Through these photographs of herself at various stages of her life, Ernaux also bears witness to the seismic changes of the last 70 years: changes in societal attitudes, in politics, in technology and in the position of women. The first photograph is a sepia print while the last is a digital image.
When I started reading the book, I wasn’t sure whether I was enjoying it.
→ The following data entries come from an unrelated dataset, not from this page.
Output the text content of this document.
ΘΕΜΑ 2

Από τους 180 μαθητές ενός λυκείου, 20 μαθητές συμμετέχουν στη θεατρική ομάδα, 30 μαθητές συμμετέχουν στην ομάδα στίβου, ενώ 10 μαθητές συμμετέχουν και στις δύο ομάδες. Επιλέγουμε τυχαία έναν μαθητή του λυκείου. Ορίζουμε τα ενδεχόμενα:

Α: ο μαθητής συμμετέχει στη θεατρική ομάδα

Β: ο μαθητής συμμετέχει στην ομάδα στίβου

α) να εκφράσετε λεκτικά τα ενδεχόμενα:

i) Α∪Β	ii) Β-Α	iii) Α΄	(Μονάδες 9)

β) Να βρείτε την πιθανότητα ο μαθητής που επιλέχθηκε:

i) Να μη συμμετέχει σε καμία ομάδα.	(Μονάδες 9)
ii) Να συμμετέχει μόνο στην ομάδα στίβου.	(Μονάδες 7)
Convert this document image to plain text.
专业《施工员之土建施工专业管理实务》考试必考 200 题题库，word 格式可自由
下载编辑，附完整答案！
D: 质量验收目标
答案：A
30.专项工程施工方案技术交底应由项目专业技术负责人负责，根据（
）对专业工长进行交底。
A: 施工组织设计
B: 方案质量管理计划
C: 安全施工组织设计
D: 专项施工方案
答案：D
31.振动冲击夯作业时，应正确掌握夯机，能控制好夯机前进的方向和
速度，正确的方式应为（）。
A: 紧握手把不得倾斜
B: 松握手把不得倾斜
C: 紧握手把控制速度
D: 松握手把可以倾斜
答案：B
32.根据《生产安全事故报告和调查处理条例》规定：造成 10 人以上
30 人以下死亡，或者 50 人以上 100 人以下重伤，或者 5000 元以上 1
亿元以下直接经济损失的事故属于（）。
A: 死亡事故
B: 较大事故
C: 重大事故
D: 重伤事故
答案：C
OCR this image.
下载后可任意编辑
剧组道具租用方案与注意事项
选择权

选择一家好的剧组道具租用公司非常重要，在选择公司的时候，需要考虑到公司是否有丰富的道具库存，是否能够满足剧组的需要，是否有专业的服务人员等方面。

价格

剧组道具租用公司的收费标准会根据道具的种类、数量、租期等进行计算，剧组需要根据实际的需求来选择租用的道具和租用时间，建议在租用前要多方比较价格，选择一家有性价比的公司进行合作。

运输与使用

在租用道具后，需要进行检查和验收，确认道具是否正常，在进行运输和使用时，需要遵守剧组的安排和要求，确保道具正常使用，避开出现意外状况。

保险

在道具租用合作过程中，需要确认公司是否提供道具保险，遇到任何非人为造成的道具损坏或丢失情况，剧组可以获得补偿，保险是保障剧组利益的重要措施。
Initially, I got the impression that I was being taken on a whistle-stop tour of the last few decades: the end of the Second World War, the war in Algeria, the election of François Mitterrand as French President, the moon landings, the student uprising of May 1968, the pill, technology and so on.
But the whole builds up into a book about memory, of being part of something much larger than an individual. It is the life and times of one woman, but it is also the life and times of everywoman. The impersonal approach is emphasized by the fact that Ernaux never uses “I”—it is always either “we” or “she”, which heightens the feeling of a shared history rather than the detailed story of one woman.
The book feels like a much-loved scrapbook, a collection of souvenirs from a well-lived life, an evocation of the past. My experience in reading it was that it crept up on me, gently pulling me in. And it was a reminder of just how much has changed within the last century.
As Ernaux herself describes it, “This will not be a work of remembrance in the usual sense, aimed at putting a life into story, creating an explanation of self. She will go within herself only to retrieve the world, the memory and imagination of its bygone days, grasp the changes in ideas, beliefs and sensibility, the transformation of people and subject that she has seen… It will be a slippery narrative composed in an unremitting continuous tense, absolute, devouring the present as it goes.”
Annie Ernaux was awarded the Nobel Prize in Literature in 2022 for “for the courage and clinical acuity with which she uncovers the roots, estrangements and collective restraints of personal memory”. Les Années is a perfect example of that, a book not just about memory, but about how we remember.
It is personal and universal at the same time, and unlike any memoir that I have read.